Jay Maisel on 'How to be a better photographer'

You constantly assume that, because you don't understand something or you don't know something or you didn't think of something, that it doesn't exist. Then you write these stream of consciousness things about what you think - as if you are inventing the entire world of photography.

You are the one who should get over yourself.
 
You constantly assume that, because you don't understand something or you don't know something or you didn't think of something, that it doesn't exist. Then you write these stream of consciousness things about what you think - as if you are inventing the entire world of photography.

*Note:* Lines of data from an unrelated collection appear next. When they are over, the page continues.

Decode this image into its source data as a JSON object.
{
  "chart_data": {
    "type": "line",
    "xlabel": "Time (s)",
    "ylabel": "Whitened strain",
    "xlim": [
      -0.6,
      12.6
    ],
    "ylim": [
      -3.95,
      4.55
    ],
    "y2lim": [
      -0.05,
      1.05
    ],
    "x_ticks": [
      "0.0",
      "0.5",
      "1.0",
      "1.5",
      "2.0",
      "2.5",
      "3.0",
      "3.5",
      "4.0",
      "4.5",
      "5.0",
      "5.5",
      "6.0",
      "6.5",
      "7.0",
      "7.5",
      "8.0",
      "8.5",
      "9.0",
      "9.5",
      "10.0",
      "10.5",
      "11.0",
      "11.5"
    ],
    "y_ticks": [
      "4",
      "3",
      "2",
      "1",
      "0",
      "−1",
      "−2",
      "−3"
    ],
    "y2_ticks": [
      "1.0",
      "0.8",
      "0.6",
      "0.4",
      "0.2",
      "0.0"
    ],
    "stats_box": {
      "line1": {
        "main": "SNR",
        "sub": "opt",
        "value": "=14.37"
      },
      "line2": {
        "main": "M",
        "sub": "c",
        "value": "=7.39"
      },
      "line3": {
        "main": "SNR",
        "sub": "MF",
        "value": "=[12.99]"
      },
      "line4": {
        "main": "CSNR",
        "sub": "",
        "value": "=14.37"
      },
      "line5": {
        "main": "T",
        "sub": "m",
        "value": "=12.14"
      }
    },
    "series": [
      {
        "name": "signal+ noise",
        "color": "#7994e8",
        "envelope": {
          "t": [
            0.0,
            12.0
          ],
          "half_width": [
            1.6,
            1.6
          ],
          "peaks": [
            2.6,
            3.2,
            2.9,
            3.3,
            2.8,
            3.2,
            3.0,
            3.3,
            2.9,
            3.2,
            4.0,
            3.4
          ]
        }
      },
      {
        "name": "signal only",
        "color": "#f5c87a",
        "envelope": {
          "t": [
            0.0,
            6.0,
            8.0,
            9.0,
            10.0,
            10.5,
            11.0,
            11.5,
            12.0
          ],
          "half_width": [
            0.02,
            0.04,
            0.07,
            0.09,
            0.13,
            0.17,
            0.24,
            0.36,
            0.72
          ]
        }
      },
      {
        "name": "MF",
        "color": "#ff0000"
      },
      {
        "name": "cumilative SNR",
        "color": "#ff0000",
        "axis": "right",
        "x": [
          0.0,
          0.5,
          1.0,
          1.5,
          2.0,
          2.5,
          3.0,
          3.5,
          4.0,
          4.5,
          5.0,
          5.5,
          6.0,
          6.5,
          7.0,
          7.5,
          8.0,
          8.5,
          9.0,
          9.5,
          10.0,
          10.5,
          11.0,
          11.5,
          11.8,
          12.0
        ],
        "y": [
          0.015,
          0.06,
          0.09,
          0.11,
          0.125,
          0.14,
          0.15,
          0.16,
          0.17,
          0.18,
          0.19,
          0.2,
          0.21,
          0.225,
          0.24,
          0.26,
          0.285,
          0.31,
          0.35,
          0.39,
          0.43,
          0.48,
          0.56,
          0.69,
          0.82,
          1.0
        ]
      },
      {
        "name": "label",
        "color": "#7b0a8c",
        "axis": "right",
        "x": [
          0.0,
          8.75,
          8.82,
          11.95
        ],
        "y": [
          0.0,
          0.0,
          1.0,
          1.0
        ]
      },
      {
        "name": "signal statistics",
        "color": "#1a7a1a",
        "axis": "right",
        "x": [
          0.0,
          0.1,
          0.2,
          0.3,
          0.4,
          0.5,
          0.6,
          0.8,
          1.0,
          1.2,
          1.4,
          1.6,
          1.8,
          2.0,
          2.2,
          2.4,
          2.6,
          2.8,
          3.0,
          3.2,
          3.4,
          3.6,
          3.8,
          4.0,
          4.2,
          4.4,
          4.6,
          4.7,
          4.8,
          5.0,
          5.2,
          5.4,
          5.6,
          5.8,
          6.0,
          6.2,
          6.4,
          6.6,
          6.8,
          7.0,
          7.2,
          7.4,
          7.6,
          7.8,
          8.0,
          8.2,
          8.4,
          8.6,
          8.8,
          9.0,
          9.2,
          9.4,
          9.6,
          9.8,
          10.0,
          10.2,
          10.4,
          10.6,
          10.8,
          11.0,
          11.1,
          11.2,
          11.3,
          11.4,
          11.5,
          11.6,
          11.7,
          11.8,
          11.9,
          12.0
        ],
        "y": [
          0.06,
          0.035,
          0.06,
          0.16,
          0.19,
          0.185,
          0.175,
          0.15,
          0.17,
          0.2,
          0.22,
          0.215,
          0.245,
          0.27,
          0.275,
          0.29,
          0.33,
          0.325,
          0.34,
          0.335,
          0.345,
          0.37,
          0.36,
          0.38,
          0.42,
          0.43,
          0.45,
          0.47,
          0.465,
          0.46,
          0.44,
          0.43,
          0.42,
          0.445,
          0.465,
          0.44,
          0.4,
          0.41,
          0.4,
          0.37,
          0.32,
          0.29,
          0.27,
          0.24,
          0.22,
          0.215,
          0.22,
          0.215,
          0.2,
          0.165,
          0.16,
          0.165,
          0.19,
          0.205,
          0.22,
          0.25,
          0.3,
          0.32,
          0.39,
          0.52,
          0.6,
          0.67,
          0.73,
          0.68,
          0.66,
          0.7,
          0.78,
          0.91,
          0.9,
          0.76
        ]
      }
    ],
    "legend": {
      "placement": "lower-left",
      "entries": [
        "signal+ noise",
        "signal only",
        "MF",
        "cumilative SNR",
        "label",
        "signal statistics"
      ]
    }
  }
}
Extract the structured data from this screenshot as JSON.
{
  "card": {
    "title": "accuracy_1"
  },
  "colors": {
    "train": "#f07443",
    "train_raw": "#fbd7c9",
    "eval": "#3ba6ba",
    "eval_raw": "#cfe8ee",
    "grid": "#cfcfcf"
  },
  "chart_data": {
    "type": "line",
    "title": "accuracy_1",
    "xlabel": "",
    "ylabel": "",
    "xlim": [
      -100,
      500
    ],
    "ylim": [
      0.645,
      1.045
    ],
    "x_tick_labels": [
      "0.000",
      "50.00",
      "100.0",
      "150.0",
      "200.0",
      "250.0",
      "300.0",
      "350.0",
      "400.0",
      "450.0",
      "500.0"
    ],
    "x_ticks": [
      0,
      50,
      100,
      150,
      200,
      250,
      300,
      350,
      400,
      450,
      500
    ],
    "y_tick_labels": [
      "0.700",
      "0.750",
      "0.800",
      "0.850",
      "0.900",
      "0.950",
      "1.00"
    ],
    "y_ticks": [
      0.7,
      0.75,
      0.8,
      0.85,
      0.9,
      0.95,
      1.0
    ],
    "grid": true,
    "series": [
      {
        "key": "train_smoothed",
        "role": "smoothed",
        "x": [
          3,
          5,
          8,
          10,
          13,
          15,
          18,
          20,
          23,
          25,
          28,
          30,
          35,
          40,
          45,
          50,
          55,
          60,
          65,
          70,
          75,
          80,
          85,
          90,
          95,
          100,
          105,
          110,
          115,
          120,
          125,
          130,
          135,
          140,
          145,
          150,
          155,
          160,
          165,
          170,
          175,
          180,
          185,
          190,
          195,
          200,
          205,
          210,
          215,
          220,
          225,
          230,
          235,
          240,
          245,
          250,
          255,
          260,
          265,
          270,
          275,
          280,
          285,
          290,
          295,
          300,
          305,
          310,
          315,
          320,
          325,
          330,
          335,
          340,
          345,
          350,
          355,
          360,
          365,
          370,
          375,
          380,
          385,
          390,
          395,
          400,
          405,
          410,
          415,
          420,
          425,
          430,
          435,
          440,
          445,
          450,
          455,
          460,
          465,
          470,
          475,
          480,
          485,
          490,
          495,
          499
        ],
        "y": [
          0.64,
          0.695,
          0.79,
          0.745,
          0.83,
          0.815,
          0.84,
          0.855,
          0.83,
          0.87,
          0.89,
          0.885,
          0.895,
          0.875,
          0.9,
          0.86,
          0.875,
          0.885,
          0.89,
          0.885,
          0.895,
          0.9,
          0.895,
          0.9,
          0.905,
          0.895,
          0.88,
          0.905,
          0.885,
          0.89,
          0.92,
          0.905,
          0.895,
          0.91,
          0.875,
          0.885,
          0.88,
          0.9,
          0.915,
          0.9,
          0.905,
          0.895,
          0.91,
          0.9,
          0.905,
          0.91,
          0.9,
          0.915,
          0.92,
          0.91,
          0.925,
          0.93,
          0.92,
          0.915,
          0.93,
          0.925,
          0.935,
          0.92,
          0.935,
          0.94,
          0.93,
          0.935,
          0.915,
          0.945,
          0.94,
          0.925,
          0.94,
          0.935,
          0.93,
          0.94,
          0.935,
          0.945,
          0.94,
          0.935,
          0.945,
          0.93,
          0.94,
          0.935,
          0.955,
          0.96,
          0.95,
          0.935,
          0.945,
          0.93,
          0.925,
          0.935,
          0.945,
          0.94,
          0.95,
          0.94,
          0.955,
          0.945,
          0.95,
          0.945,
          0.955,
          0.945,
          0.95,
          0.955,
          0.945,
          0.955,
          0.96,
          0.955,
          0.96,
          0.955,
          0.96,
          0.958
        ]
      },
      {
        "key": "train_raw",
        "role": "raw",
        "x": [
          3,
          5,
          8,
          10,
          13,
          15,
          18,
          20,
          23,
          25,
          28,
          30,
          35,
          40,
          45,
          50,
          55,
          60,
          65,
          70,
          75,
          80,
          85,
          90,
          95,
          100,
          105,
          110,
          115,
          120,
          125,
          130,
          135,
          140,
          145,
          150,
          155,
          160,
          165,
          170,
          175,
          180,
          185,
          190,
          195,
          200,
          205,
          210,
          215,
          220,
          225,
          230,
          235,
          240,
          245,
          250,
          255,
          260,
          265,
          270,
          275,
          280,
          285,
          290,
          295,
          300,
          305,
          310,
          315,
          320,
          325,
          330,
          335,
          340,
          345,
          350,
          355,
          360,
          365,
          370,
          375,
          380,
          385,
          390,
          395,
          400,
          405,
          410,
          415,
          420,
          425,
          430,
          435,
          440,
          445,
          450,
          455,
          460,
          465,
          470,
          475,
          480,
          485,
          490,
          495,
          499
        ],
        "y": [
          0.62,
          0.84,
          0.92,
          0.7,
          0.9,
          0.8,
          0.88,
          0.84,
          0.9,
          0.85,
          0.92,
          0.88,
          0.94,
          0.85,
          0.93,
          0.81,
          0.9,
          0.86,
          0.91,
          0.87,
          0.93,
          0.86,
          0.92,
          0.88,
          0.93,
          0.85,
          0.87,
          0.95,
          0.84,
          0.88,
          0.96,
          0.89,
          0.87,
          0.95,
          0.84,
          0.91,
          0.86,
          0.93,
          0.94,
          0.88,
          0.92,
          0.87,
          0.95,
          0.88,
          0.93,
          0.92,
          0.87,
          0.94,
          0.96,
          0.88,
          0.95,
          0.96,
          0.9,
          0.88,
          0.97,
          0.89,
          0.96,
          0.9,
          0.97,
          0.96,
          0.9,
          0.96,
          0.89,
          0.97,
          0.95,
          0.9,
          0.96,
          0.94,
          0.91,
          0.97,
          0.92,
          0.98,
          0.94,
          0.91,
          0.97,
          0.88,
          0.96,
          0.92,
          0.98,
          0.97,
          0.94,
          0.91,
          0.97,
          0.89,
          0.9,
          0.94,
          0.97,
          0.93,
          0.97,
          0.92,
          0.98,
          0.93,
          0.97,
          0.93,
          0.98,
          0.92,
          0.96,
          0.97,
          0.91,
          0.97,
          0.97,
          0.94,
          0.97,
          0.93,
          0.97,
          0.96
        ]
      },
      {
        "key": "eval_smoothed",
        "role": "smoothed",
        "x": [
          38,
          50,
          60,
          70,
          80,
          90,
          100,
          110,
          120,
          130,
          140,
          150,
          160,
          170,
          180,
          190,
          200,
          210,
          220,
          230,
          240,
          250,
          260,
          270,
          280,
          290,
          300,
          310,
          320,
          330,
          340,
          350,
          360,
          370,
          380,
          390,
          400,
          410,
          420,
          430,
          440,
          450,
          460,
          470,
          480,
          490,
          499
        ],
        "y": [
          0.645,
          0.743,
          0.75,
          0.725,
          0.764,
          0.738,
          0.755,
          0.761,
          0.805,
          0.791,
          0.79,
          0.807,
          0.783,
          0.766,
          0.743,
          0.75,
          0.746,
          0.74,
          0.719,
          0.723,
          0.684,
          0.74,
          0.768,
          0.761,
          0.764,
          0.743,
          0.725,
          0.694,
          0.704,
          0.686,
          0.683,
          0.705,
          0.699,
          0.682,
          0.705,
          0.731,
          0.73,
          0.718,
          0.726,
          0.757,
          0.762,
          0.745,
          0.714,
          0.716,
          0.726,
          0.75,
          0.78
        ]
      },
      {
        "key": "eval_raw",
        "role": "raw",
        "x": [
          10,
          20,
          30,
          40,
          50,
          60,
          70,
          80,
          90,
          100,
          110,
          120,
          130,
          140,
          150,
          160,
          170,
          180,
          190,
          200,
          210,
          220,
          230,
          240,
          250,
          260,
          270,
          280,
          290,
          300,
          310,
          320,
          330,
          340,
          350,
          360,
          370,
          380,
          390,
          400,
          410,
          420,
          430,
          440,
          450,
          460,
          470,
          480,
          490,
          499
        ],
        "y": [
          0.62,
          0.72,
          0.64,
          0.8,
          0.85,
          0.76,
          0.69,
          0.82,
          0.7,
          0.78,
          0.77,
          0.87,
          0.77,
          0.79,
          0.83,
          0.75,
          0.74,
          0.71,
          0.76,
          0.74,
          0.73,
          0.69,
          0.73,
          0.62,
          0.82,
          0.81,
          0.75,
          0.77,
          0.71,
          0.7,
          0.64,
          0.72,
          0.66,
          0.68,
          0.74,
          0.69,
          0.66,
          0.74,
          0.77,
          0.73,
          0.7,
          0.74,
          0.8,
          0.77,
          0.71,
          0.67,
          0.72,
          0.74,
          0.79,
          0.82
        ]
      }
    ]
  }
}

You are the one who should get over yourself.
i started this 22 years ago. you should find someone that started this six months ago to feed this chit too. Granted, a lot i still dont know. But i know enough to throw most of what you say under the bus.. Unless, you actually have something you can actually teach me, that i find worthwhile. Unless that happens, i dont need the he said she said. Go find a new person, like a real new person. Like a fifteen year old that just bought his first camera.
 
Here's my take on Maisel: He, like Bresson and other greats use an 'artists eye', not a technical photographers eye. Bresson began as an artist painting and drawing, then moved into photography. In the early '70s he quit taking pictures and went back to drawing and painting. He states clearly that he was always foremost a painter, and drawer. Another current photographer of some re-known is Art Wolfe, who has the same background and often says that he is composing a 'painting' when he shoots, even shows comparisons sometimes. Adams was at the other end of the scale, he composed photographic shots, in fact his little group was formed for that specific purpose....they were master craftsmen, with superb eyes for composition. Notice that neither group spent much if any time trying to imitate paintings, or drawings: they spoke against such an approach. That they did similar compositions was due primarily to the fact that there are in reality a finite number of ways to compose realistic paintings, and photos.

Thiss thred is no place to begin a he's better, than her argument which is pointless at any time. The video clearly explains how the artist, and his eye approaches photography....and it does it clearly and succinctly in my opinion.